AFFFs are widely used by civilian and military firefighters worldwide because they’re particularly effective in fighting hydrocarbon fires (e.g., gasoline, jet fuel, propane or diesel fuel). Synthetic surfactants such as PFOA and PFOS were key AFFF ingredients until a few years ago.
Civilian and military firefighters throughout the region trained frequently at Peterson, using AFFF to extinguish fires ignited in an unlined pit.
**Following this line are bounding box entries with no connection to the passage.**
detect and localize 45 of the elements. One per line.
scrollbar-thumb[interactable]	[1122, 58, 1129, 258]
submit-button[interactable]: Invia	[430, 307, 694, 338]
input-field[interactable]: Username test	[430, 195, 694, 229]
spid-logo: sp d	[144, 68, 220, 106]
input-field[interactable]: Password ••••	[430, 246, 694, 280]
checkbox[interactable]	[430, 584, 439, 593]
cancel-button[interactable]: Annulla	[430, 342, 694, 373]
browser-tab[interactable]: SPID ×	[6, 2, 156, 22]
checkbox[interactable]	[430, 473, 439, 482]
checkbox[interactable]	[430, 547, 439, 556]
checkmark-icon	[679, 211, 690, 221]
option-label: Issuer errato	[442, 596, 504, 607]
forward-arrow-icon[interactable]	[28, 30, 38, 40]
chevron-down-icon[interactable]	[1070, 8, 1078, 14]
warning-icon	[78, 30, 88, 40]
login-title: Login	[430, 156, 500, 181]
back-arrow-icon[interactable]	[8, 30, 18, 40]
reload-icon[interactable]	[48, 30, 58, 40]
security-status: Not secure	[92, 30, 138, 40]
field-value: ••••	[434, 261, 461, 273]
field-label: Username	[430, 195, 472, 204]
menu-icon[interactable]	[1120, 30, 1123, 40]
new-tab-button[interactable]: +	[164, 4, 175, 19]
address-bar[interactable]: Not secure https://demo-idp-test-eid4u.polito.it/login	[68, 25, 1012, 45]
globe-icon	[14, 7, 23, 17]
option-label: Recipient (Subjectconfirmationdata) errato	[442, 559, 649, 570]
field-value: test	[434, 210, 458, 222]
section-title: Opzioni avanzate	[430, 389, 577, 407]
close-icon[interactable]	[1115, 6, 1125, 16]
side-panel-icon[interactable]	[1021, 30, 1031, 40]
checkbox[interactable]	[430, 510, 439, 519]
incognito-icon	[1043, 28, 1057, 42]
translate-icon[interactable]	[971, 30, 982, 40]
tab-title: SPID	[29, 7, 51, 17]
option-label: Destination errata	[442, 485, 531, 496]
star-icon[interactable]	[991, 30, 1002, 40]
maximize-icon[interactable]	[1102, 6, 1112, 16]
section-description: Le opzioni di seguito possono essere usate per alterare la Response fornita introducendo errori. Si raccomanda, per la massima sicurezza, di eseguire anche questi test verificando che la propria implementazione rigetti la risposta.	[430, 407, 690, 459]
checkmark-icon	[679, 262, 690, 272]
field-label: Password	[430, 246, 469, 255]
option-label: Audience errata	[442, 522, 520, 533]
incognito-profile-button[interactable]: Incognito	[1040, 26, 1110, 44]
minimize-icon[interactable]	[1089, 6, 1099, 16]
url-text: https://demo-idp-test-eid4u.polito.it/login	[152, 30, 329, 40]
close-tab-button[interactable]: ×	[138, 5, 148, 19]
Unaffected by fire, PFAs may have migrated into the aquifer.
“We don’t use AFFFs anymore in training,” said Peterson spokesperson Steve Brady. “We just use water, although we have foam here that we can use in a fire.”
“I’m so glad to hear that,” said Dr. Arlene Blum, a co-author of the source study. “Good for them! The chemical companies have been trying to persuade users that they can switch from long-chain PFAs to short-chains, but most of us believe that short-chain fluorinated chemicals may be just as toxic as long-chain.”
Asked whether Peterson still had stores of perfluorinated foam, Brady said that PAFB’s foam “is fully EPA compliant.”
While the Air Force hasn’t formally acknowledged responsibility for PFA contamination, it’s giving the water systems $4.3 million to help remediate the problem. There may be other causes as well. The source study notes anomalies in two studied areas.
“Geospatial data are lacking for many potentially important point sources of PFASs that could be included in a spatial analysis such as a wide range of industries, landfills, and municipal fire training areas,” the study says. “Areas with high model residuals (greater than 1.5 standard deviation) such as Colorado Springs, Colorado and Long Island, New York mean that current information on sources cannot fully explain the high observed PFAS concentrations.”
“There could be an industrial source,” said Blum, “or another firefighting facility, or a landfill or a wastewater treatment facility.”
The work, it seems, has barely begun.